Dr. Labow came out of surgery to see us. He agreed that she looks great. So, we don't have to go back until next summer.
|Dr. Labow, Dr. Padwa and Harlie|
We need to see her ENT in DC for a bronchoscopy to see if we gained any space in her airway. And then we'll need to get a capped sleep study done. I don't think doing this in the winter will be worth it. They usually don't like to decannulate (take the trach out) during the winter/sickness season. It can be very difficult/risky for a newly decannulated kid to be sick while they are still getting used to breathing without the trach.
We really can't even think about that right now. If she can't be decannulated after this surgery, it will be devastating. And it will mean more years with the trach, something I just can't think about right now. I just want to focus on her being happy and healthy. And as long as we have hope - I can live with it. I'm not ready to have that hope squashed. So, I don't know when we'll schedule those things. I guess I'll email her ENT in DC and ask him what he thinks.
We'll also have to get a dental/orthodontia plan. She has a local dentist - and I love her. But, she doesn't have an orthodontist. And I'm thinking her orthodontist has to be one in Boston who can work with her craniofacial team. But, that does make for a lot of traveling in the future. So, I don't know what we'll do. I know we're probably not going to do anything for at least another year (unless something comes up that we can't put off) so I'll probably put that on the back burner for now.

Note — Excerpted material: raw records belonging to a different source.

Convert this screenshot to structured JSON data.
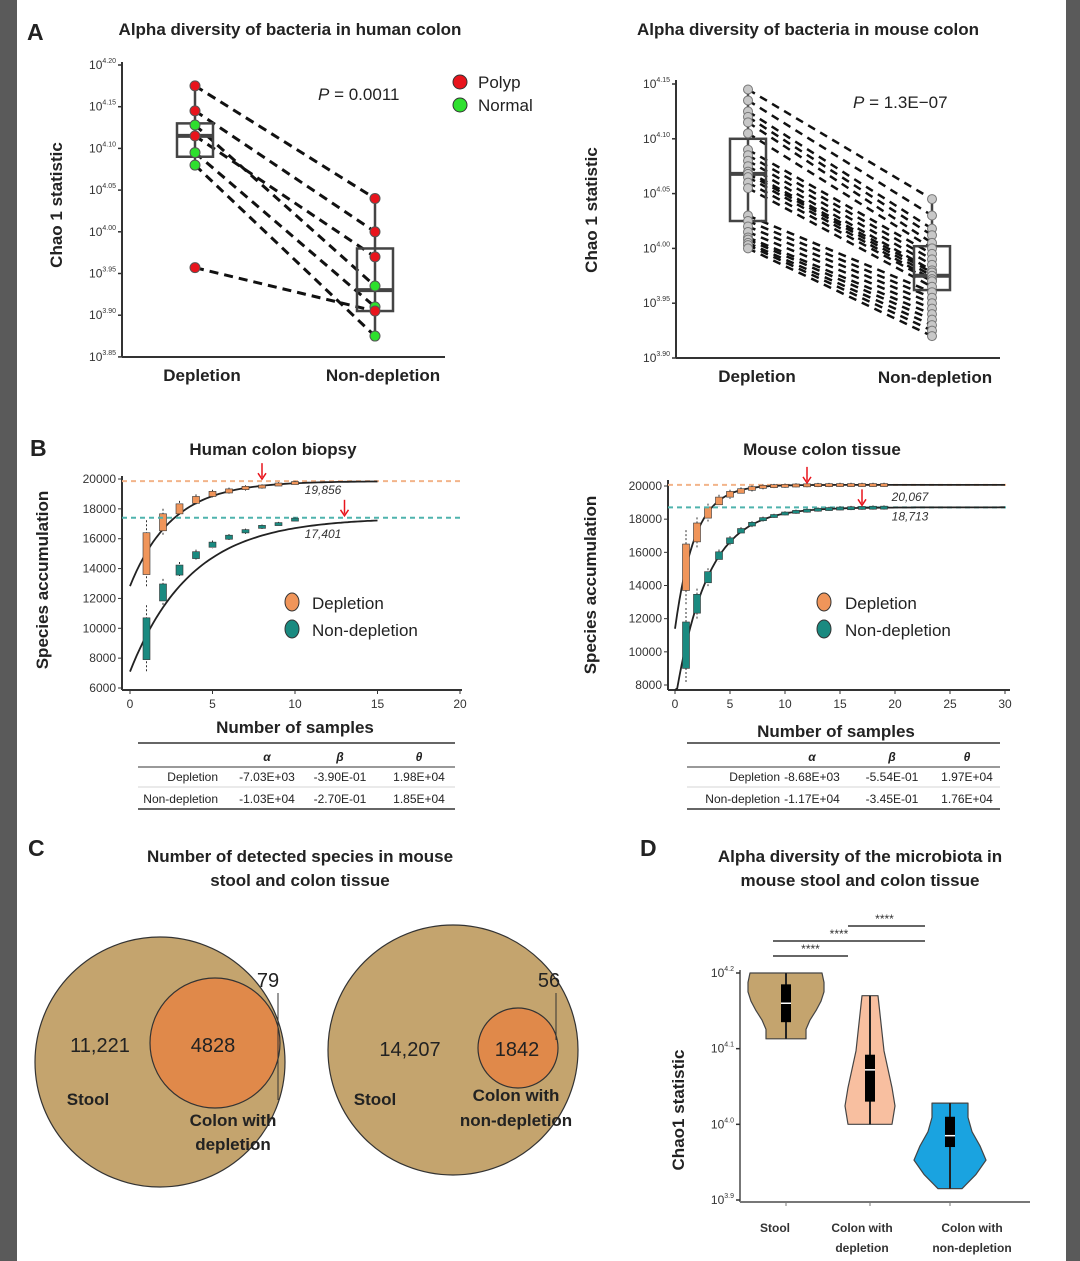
{
  "panels": {
    "A": {
      "letter": "A"
    },
    "B": {
      "letter": "B"
    },
    "C": {
      "letter": "C"
    },
    "D": {
      "letter": "D"
    }
  },
  "colors": {
    "polyp": "#e8141c",
    "normal": "#2ee02e",
    "mouse_point": "#c8c8c8",
    "depletion": "#f0955a",
    "non_depletion": "#1a8a80",
    "stool": "#c4a46e",
    "colon_overlap": "#e0894a",
    "violin_stool": "#c4a46e",
    "violin_depletion": "#f8bfa0",
    "violin_non_depletion": "#1aa3e0"
  },
  "chart_data": [
    {
      "id": "A-human",
      "type": "box-paired",
      "title": "Alpha diversity of bacteria in human colon",
      "ylabel": "Chao 1 statistic",
      "yscale": "log10",
      "ylim_exponent": [
        3.85,
        4.2
      ],
      "ytick_base": "10",
      "yticks": [
        "4.20",
        "4.15",
        "4.10",
        "4.05",
        "4.00",
        "3.95",
        "3.90",
        "3.85"
      ],
      "categories": [
        "Depletion",
        "Non-depletion"
      ],
      "p_label": "P",
      "p_value": "= 0.0011",
      "legend": [
        {
          "name": "Polyp",
          "color": "#e8141c"
        },
        {
          "name": "Normal",
          "color": "#2ee02e"
        }
      ],
      "legend_position": "top-right",
      "pairs": [
        {
          "group": "Polyp",
          "depletion": 4.175,
          "non_depletion": 4.04
        },
        {
          "group": "Polyp",
          "depletion": 4.145,
          "non_depletion": 4.0
        },
        {
          "group": "Normal",
          "depletion": 4.128,
          "non_depletion": 3.935
        },
        {
          "group": "Polyp",
          "depletion": 4.115,
          "non_depletion": 3.97
        },
        {
          "group": "Normal",
          "depletion": 4.095,
          "non_depletion": 3.91
        },
        {
          "group": "Normal",
          "depletion": 4.08,
          "non_depletion": 3.875
        },
        {
          "group": "Polyp",
          "depletion": 3.957,
          "non_depletion": 3.905
        }
      ],
      "boxes": [
        {
          "category": "Depletion",
          "whisker_low": 4.08,
          "q1": 4.09,
          "median": 4.115,
          "q3": 4.13,
          "whisker_high": 4.175
        },
        {
          "category": "Non-depletion",
          "whisker_low": 3.875,
          "q1": 3.905,
          "median": 3.93,
          "q3": 3.98,
          "whisker_high": 4.04
        }
      ]
    },
    {
      "id": "A-mouse",
      "type": "box-paired",
      "title": "Alpha diversity of bacteria in mouse colon",
      "ylabel": "Chao 1 statistic",
      "yscale": "log10",
      "ylim_exponent": [
        3.9,
        4.15
      ],
      "ytick_base": "10",
      "yticks": [
        "4.15",
        "4.10",
        "4.05",
        "4.00",
        "3.95",
        "3.90"
      ],
      "categories": [
        "Depletion",
        "Non-depletion"
      ],
      "p_label": "P",
      "p_value": "= 1.3E−07",
      "depletion": [
        4.145,
        4.135,
        4.125,
        4.12,
        4.115,
        4.105,
        4.09,
        4.085,
        4.08,
        4.075,
        4.07,
        4.068,
        4.065,
        4.06,
        4.055,
        4.03,
        4.025,
        4.02,
        4.015,
        4.01,
        4.008,
        4.005,
        4.003,
        4.0
      ],
      "non_depletion": [
        4.045,
        4.03,
        4.018,
        4.012,
        4.005,
        4.0,
        3.995,
        3.99,
        3.985,
        3.98,
        3.978,
        3.975,
        3.972,
        3.97,
        3.965,
        3.96,
        3.955,
        3.95,
        3.945,
        3.94,
        3.935,
        3.93,
        3.925,
        3.92
      ],
      "boxes": [
        {
          "category": "Depletion",
          "whisker_low": 4.0,
          "q1": 4.025,
          "median": 4.068,
          "q3": 4.1,
          "whisker_high": 4.145
        },
        {
          "category": "Non-depletion",
          "whisker_low": 3.92,
          "q1": 3.962,
          "median": 3.975,
          "q3": 4.002,
          "whisker_high": 4.045
        }
      ]
    },
    {
      "id": "B-human",
      "type": "line",
      "title": "Human colon biopsy",
      "xlabel": "Number of samples",
      "ylabel": "Species accumulation",
      "xlim": [
        0,
        20
      ],
      "ylim": [
        6000,
        20000
      ],
      "xticks": [
        "0",
        "5",
        "10",
        "15",
        "20"
      ],
      "yticks": [
        "20000",
        "18000",
        "16000",
        "14000",
        "12000",
        "10000",
        "8000",
        "6000"
      ],
      "legend": [
        "Depletion",
        "Non-depletion"
      ],
      "legend_position": "center-right",
      "series": [
        {
          "name": "Depletion",
          "x": [
            1,
            2,
            3,
            4,
            5,
            6,
            7,
            8,
            9,
            10
          ],
          "median": [
            15000,
            17100,
            18000,
            18600,
            19000,
            19200,
            19400,
            19500,
            19650,
            19750
          ],
          "plateau": 19856,
          "plateau_label": "19,856",
          "saturation_x": 8
        },
        {
          "name": "Non-depletion",
          "x": [
            1,
            2,
            3,
            4,
            5,
            6,
            7,
            8,
            9,
            10
          ],
          "median": [
            9300,
            12400,
            13900,
            14900,
            15600,
            16100,
            16500,
            16800,
            17000,
            17300
          ],
          "plateau": 17401,
          "plateau_label": "17,401",
          "saturation_x": 13
        }
      ],
      "table": {
        "headers": [
          "α",
          "β",
          "θ"
        ],
        "rows": [
          {
            "label": "Depletion",
            "values": [
              "-7.03E+03",
              "-3.90E-01",
              "1.98E+04"
            ]
          },
          {
            "label": "Non-depletion",
            "values": [
              "-1.03E+04",
              "-2.70E-01",
              "1.85E+04"
            ]
          }
        ]
      }
    },
    {
      "id": "B-mouse",
      "type": "line",
      "title": "Mouse colon tissue",
      "xlabel": "Number of samples",
      "ylabel": "Species accumulation",
      "xlim": [
        0,
        30
      ],
      "ylim": [
        8000,
        20000
      ],
      "xticks": [
        "0",
        "5",
        "10",
        "15",
        "20",
        "25",
        "30"
      ],
      "yticks": [
        "20000",
        "18000",
        "16000",
        "14000",
        "12000",
        "10000",
        "8000"
      ],
      "legend": [
        "Depletion",
        "Non-depletion"
      ],
      "legend_position": "center-right",
      "series": [
        {
          "name": "Depletion",
          "x": [
            1,
            2,
            3,
            4,
            5,
            6,
            7,
            8,
            9,
            10,
            11,
            12,
            13,
            14,
            15,
            16,
            17,
            18,
            19
          ],
          "median": [
            15100,
            17200,
            18400,
            19100,
            19500,
            19700,
            19850,
            19950,
            20000,
            20020,
            20040,
            20050,
            20060,
            20060,
            20065,
            20065,
            20067,
            20067,
            20067
          ],
          "plateau": 20067,
          "plateau_label": "20,067",
          "saturation_x": 12
        },
        {
          "name": "Non-depletion",
          "x": [
            1,
            2,
            3,
            4,
            5,
            6,
            7,
            8,
            9,
            10,
            11,
            12,
            13,
            14,
            15,
            16,
            17,
            18,
            19
          ],
          "median": [
            10400,
            12900,
            14500,
            15800,
            16700,
            17300,
            17700,
            18000,
            18200,
            18350,
            18450,
            18520,
            18580,
            18620,
            18650,
            18670,
            18690,
            18700,
            18705
          ],
          "plateau": 18713,
          "plateau_label": "18,713",
          "saturation_x": 17
        }
      ],
      "table": {
        "headers": [
          "α",
          "β",
          "θ"
        ],
        "rows": [
          {
            "label": "Depletion",
            "values": [
              "-8.68E+03",
              "-5.54E-01",
              "1.97E+04"
            ]
          },
          {
            "label": "Non-depletion",
            "values": [
              "-1.17E+04",
              "-3.45E-01",
              "1.76E+04"
            ]
          }
        ]
      }
    },
    {
      "id": "C",
      "type": "venn",
      "title_lines": [
        "Number of detected species in mouse",
        "stool and colon tissue"
      ],
      "diagrams": [
        {
          "set_a": "Stool",
          "set_b_lines": [
            "Colon with",
            "depletion"
          ],
          "only_a": "11,221",
          "both": "4828",
          "only_b": "79"
        },
        {
          "set_a": "Stool",
          "set_b_lines": [
            "Colon with",
            "non-depletion"
          ],
          "only_a": "14,207",
          "both": "1842",
          "only_b": "56"
        }
      ]
    },
    {
      "id": "D",
      "type": "violin",
      "title_lines": [
        "Alpha diversity of the microbiota in",
        "mouse stool and colon tissue"
      ],
      "ylabel": "Chao1 statistic",
      "yscale": "log10",
      "ylim_exponent": [
        3.9,
        4.2
      ],
      "ytick_base": "10",
      "yticks": [
        "4.2",
        "4.1",
        "4.0",
        "3.9"
      ],
      "categories": [
        [
          "Stool"
        ],
        [
          "Colon with",
          "depletion"
        ],
        [
          "Colon with",
          "non-depletion"
        ]
      ],
      "violins": [
        {
          "min": 4.113,
          "max": 4.2,
          "q1": 4.135,
          "median": 4.16,
          "q3": 4.185,
          "color": "#c4a46e"
        },
        {
          "min": 4.0,
          "max": 4.17,
          "q1": 4.03,
          "median": 4.072,
          "q3": 4.092,
          "color": "#f8bfa0"
        },
        {
          "min": 3.915,
          "max": 4.028,
          "q1": 3.97,
          "median": 3.985,
          "q3": 4.01,
          "color": "#1aa3e0"
        }
      ],
      "significance": [
        {
          "from": 0,
          "to": 1,
          "label": "****"
        },
        {
          "from": 0,
          "to": 2,
          "label": "****"
        },
        {
          "from": 1,
          "to": 2,
          "label": "****"
        }
      ]
    }
  ]
}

The worst thing about the appointment was them trying to get pictures of her. What a mess! She could not sit still for anything. And there was a terrible delay from them clicking the button and the camera taking the picture. It was a frustrating disaster.
|Trying to get her lined up right.|
|Hello Goofy Girl.|
|Some x-ray thingy.|
Now look at this picture taken just before her surgery...
Now even I can see that change! Great job, Docs!!! Now why couldn't she just hold still like in this photo for crying out loud?!
Anyway, as we were leaving, Dr. Padwa turned around and said, "We just need to get that trach out. Because she's beautiful." Awww, thanks Dr. Padwa!
So, a great follow-up appointment. Now I can focus on the other appointments I have to make. We need to see her ENT here to see when we can do the next step in getting her bone anchored hearing aid going. She sees her local cardiologist on Wednesday to have her pacemaker checked. And I think we need to think about getting her back to DC to have another heart cath done to close her fenestration (a heart thing that is usually closed years before this - but we've had other things to focus on). I bet I could just schedule all of her DC stuff for one big stay or something (sleep study, bronch, heart cath). That would certainly be better than having to make separate trips.
Anyway, that's it for Boston for a while I think. I had no idea it would be this "simple" - I fully expected more complications. Knock on wood.
Okay, I'm on a roll now. I hope to have another post tomorrow!